Discussion in 'Lawn Mowing' started by ChrisYanik, Dec 12, 2000.

  1. ChrisYanik

    ChrisYanik LawnSite Member
    from OHIO
    Posts: 50

    What's the best type of control which one can use to prevent/control the damaging effects of dollar spot and brown patch???

    An article in TURF magazine several months ago stated that the fungi which was responsible for this two diseases was a subsurface fungi.

    Which type of control would be better....LIQUID or GRANULAR?
  2. powerreel

    powerreel Banned
    Posts: 481

    Best bet is healthy soil:

    I have used these for years and know these to be true and reliable...
  3. Barkleymut

    Barkleymut LawnSite Bronze Member
    Posts: 1,117

    Sprayable fungicides act quicker against the enemy but have a much shorter residual. Granulars work well and have about 4-5 week residual but are very costly compared to liquids. Best advice is tell the customer to take it easy on the irrigation system.
  4. PLS

    PLS LawnSite Member
    Posts: 147

    If you have dollar spot, make sure you've done all the preventative culturl practices. The biggest cause of dollar spot that I have experienced is a poor root system. With a thin or shallow root system the plant doesn't have the ability to take up the nitrogen that that has been applied (nitrogen deficiency is a large cause of dollar spot). Make sure you have aerated well (at least 3 inches in depth). On most all of our properties we have almost eliminated dollar spot with aeration (core or "Aero Vator") and a regular fert program . At least enough that we don't have to spray with a fungicide any more.

    With Brown Patch, make sure the irrigation is running at night when the turf will be wet from the dew already.
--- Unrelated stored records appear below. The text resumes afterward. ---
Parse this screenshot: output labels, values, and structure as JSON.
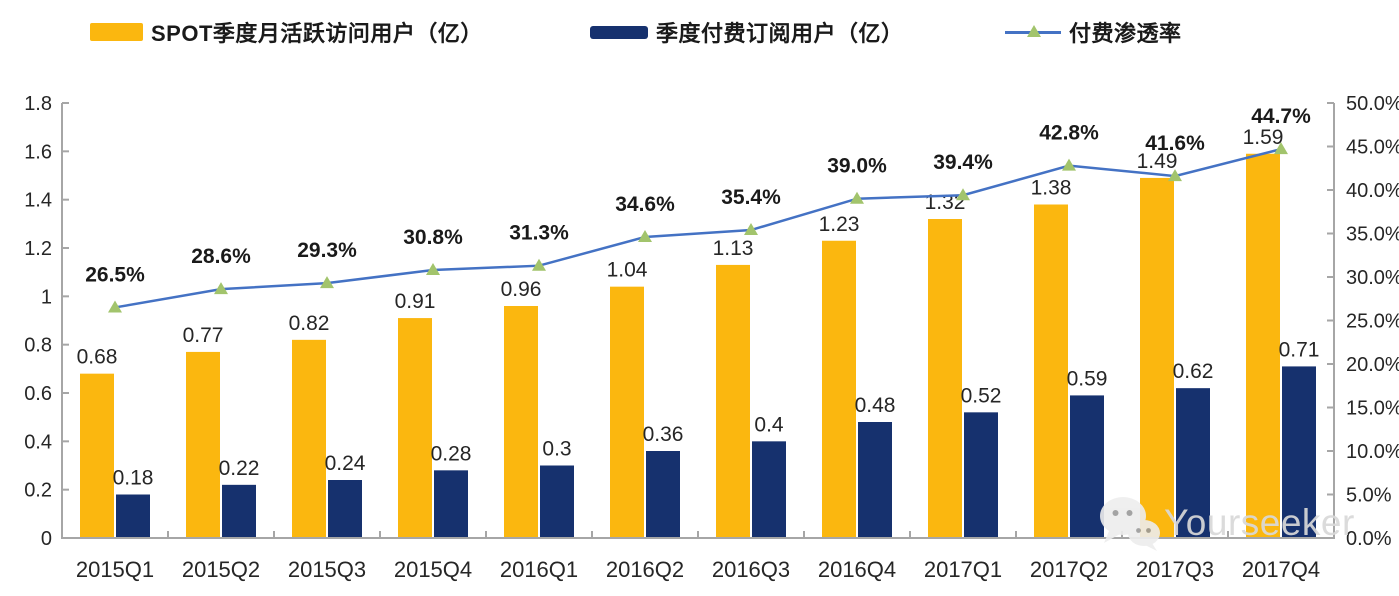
{
  "legend": {
    "items": [
      {
        "label": "SPOT季度月活跃访问用户（亿）",
        "swatch": "bar",
        "color": "#FBB70F"
      },
      {
        "label": "季度付费订阅用户（亿）",
        "swatch": "bar",
        "color": "#16316E"
      },
      {
        "label": "付费渗透率",
        "swatch": "line-triangle-marker",
        "color": "#4472C4"
      }
    ]
  },
  "chart_data": {
    "type": "bar",
    "subtype": "grouped bars with secondary-axis line",
    "categories": [
      "2015Q1",
      "2015Q2",
      "2015Q3",
      "2015Q4",
      "2016Q1",
      "2016Q2",
      "2016Q3",
      "2016Q4",
      "2017Q1",
      "2017Q2",
      "2017Q3",
      "2017Q4"
    ],
    "series": [
      {
        "name": "SPOT季度月活跃访问用户（亿）",
        "type": "bar",
        "axis": "left",
        "color": "#FBB70F",
        "values": [
          0.68,
          0.77,
          0.82,
          0.91,
          0.96,
          1.04,
          1.13,
          1.23,
          1.32,
          1.38,
          1.49,
          1.59
        ],
        "labels": [
          "0.68",
          "0.77",
          "0.82",
          "0.91",
          "0.96",
          "1.04",
          "1.13",
          "1.23",
          "1.32",
          "1.38",
          "1.49",
          "1.59"
        ]
      },
      {
        "name": "季度付费订阅用户（亿）",
        "type": "bar",
        "axis": "left",
        "color": "#16316E",
        "values": [
          0.18,
          0.22,
          0.24,
          0.28,
          0.3,
          0.36,
          0.4,
          0.48,
          0.52,
          0.59,
          0.62,
          0.71
        ],
        "labels": [
          "0.18",
          "0.22",
          "0.24",
          "0.28",
          "0.3",
          "0.36",
          "0.4",
          "0.48",
          "0.52",
          "0.59",
          "0.62",
          "0.71"
        ]
      },
      {
        "name": "付费渗透率",
        "type": "line",
        "axis": "right",
        "color": "#4472C4",
        "marker": "triangle",
        "marker_color": "#A2C46C",
        "values": [
          26.5,
          28.6,
          29.3,
          30.8,
          31.3,
          34.6,
          35.4,
          39.0,
          39.4,
          42.8,
          41.6,
          44.7
        ],
        "labels": [
          "26.5%",
          "28.6%",
          "29.3%",
          "30.8%",
          "31.3%",
          "34.6%",
          "35.4%",
          "39.0%",
          "39.4%",
          "42.8%",
          "41.6%",
          "44.7%"
        ]
      }
    ],
    "left_axis": {
      "min": 0,
      "max": 1.8,
      "step": 0.2,
      "tick_labels": [
        "0",
        "0.2",
        "0.4",
        "0.6",
        "0.8",
        "1",
        "1.2",
        "1.4",
        "1.6",
        "1.8"
      ]
    },
    "right_axis": {
      "min": 0,
      "max": 50,
      "step": 5,
      "tick_labels": [
        "0.0%",
        "5.0%",
        "10.0%",
        "15.0%",
        "20.0%",
        "25.0%",
        "30.0%",
        "35.0%",
        "40.0%",
        "45.0%",
        "50.0%"
      ]
    },
    "grid": false,
    "legend_position": "top",
    "axis_color": "#A6A6A6",
    "text_color": "#262626"
  },
  "watermark": {
    "text": "Yourseeker",
    "icon": "wechat-icon"
  }
}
The length of time in which the turf is wet really fuels brown patch. Mowing one notch shorter may or may not help, but sometimes it will help add a little more air circulation help expedite the drying process. With ours, it has been, the thicker the turf, the more brown patch we see
    (figures huh). Excess nitrogen also adds to brown patch by elongating the plant cells and thining the cell wall. Allowing the pathogen to enter the plant easier. Our best results with fungicides have been with systemic type (Cleary's 3336 is one we sometimes use).